Hello Alejandro Flores,
Welcome to Microsoft Q&A!
I see you’re noticing some performance differences between OpenAI and Azure OpenAI, even though you're using the same model (GPT-4o-mini). There are several factors that could contribute to these differences:
- OpenAI's models are hosted directly by OpenAI, while Azure OpenAI integrates these models within Microsoft's Azure ecosystem. This integration can introduce variations in latency, resource allocation, and overall performance.
- The way each service implements the API can affect performance. Differences in request handling, rate limiting, and error management might lead to variations in how responses are generated.

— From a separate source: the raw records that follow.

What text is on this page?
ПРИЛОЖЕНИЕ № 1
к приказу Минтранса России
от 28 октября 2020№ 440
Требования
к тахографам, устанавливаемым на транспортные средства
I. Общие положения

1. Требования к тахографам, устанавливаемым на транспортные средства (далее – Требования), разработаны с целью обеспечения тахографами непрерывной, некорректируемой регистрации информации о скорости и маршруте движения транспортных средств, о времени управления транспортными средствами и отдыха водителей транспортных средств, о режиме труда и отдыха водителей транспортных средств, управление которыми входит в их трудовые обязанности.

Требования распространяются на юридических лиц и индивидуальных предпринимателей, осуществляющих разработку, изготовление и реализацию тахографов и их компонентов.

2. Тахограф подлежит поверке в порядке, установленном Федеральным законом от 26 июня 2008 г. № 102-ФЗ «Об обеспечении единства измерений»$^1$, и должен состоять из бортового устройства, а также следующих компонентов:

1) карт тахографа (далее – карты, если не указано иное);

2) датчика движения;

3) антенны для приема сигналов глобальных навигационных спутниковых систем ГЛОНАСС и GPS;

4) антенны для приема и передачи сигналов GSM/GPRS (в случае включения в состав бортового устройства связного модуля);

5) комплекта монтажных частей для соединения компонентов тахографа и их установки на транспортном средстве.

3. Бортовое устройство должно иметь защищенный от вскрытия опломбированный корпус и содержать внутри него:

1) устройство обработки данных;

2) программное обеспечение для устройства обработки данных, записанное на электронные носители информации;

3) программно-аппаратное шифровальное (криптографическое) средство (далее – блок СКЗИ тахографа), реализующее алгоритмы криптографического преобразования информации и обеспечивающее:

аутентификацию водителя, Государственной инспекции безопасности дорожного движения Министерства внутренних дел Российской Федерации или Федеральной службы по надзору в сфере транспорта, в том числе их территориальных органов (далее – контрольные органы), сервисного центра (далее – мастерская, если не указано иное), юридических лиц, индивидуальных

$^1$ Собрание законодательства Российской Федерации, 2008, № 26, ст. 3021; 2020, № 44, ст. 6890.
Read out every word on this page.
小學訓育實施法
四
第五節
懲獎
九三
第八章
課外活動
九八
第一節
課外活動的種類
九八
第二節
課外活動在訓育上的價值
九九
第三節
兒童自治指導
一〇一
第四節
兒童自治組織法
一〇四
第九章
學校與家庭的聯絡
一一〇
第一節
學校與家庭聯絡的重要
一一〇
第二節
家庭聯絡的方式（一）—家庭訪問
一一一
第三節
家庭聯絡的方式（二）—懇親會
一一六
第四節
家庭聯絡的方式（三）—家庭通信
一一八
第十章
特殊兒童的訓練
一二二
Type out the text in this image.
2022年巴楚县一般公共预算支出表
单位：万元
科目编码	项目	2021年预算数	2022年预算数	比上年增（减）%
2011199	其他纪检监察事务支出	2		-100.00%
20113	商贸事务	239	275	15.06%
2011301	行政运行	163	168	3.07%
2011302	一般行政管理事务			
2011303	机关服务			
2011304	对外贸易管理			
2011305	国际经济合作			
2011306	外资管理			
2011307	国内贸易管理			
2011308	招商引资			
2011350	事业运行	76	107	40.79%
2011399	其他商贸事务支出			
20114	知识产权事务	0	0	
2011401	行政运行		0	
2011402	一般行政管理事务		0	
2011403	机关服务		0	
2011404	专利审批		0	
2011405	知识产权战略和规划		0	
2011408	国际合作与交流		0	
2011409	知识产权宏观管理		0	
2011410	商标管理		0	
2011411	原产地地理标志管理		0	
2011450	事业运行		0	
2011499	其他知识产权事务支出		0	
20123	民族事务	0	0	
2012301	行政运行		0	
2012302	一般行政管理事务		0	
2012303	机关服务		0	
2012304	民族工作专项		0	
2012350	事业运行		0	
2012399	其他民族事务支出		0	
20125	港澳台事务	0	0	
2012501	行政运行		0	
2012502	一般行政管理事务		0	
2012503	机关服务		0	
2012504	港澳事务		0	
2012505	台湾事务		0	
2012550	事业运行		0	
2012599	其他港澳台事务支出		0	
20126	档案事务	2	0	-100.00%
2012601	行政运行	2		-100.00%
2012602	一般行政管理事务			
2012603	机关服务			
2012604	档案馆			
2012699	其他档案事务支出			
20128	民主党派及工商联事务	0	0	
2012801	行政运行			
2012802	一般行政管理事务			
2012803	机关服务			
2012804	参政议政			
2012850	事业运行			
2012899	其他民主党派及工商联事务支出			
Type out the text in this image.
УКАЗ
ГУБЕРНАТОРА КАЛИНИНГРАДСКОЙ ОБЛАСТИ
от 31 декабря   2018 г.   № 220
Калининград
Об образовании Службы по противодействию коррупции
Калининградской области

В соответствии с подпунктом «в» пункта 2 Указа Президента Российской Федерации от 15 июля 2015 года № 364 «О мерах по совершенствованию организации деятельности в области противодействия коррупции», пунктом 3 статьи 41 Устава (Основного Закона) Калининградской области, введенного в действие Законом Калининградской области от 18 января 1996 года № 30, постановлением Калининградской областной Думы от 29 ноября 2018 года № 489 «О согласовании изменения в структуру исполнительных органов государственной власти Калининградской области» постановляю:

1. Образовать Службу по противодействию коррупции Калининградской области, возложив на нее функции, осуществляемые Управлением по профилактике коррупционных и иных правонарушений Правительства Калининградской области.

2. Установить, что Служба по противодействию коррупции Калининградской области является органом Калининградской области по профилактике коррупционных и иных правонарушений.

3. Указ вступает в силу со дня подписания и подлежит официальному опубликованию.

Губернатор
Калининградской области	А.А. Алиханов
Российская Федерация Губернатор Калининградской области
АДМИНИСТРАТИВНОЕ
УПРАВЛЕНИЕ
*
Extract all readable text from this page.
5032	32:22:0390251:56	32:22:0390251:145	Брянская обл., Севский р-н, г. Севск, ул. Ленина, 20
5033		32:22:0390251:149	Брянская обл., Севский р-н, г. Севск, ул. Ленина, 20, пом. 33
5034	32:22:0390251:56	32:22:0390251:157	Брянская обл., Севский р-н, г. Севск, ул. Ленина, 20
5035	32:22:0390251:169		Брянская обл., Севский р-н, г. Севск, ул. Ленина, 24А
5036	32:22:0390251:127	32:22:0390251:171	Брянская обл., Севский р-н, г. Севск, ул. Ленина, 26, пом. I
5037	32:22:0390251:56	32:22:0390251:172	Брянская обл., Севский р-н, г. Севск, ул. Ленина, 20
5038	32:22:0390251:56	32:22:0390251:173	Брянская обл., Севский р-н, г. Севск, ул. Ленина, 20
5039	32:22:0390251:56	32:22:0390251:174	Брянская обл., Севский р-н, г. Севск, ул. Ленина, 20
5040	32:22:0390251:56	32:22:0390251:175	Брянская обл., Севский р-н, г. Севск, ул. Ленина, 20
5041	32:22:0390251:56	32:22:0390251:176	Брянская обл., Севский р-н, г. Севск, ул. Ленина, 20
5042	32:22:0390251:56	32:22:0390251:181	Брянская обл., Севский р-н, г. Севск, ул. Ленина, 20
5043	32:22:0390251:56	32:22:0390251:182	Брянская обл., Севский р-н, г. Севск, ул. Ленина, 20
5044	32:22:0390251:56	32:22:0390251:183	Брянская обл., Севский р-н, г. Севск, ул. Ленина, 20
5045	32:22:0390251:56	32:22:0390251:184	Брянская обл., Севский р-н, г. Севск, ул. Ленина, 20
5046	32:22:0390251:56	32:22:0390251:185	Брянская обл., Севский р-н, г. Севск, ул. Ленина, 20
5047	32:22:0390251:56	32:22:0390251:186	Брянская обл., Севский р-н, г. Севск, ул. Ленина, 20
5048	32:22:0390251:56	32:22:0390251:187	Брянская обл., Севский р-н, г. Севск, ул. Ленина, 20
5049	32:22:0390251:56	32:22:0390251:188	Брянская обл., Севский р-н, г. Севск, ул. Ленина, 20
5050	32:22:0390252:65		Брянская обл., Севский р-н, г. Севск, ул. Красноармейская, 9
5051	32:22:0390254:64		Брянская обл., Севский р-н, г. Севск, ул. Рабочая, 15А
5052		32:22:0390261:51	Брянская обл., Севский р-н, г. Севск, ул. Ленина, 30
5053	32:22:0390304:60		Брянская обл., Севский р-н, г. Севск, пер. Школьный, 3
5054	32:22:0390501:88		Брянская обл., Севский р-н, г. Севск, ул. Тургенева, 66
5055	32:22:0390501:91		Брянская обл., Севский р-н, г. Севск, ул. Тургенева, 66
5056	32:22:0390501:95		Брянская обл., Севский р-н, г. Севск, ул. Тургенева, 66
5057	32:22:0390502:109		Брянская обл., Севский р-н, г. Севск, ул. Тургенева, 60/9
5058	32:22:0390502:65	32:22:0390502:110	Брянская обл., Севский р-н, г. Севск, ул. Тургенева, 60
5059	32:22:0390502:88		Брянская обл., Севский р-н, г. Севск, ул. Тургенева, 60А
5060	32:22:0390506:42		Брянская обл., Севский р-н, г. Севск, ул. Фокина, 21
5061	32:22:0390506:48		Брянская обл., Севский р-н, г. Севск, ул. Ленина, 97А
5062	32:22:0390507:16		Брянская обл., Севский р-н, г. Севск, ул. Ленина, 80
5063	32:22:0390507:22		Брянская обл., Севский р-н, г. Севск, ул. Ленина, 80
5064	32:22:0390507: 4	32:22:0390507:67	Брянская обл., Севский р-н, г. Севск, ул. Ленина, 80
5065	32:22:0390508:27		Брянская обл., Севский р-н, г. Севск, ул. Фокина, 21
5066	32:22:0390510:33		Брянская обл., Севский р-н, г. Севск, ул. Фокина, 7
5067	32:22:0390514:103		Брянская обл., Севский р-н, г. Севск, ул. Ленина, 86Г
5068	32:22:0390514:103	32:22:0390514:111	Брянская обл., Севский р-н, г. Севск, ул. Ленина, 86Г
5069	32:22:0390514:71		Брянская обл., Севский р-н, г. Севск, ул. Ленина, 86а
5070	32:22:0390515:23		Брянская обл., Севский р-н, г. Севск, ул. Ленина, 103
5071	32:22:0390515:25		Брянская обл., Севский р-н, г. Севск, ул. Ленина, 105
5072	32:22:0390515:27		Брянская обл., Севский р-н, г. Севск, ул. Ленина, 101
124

- Azure allows users to select specific regions for their deployments, which can impact performance based on geographical proximity and network conditions. OpenAI's standard endpoint does not offer this flexibility, potentially leading to different latency experiences.
- Custom system prompts and configurations can influence how models interpret and respond to queries. If the system prompts or configurations differ between the two services, this could explain the discrepancies in responses.
- The quality and preprocessing of data fed into the models can vary. Azure's integration with other Azure services might introduce additional preprocessing steps that affect the model's output.
- During peak times, the load on servers can impact performance. OpenAI's API might experience different load patterns compared to Azure's, affecting response times and accuracy.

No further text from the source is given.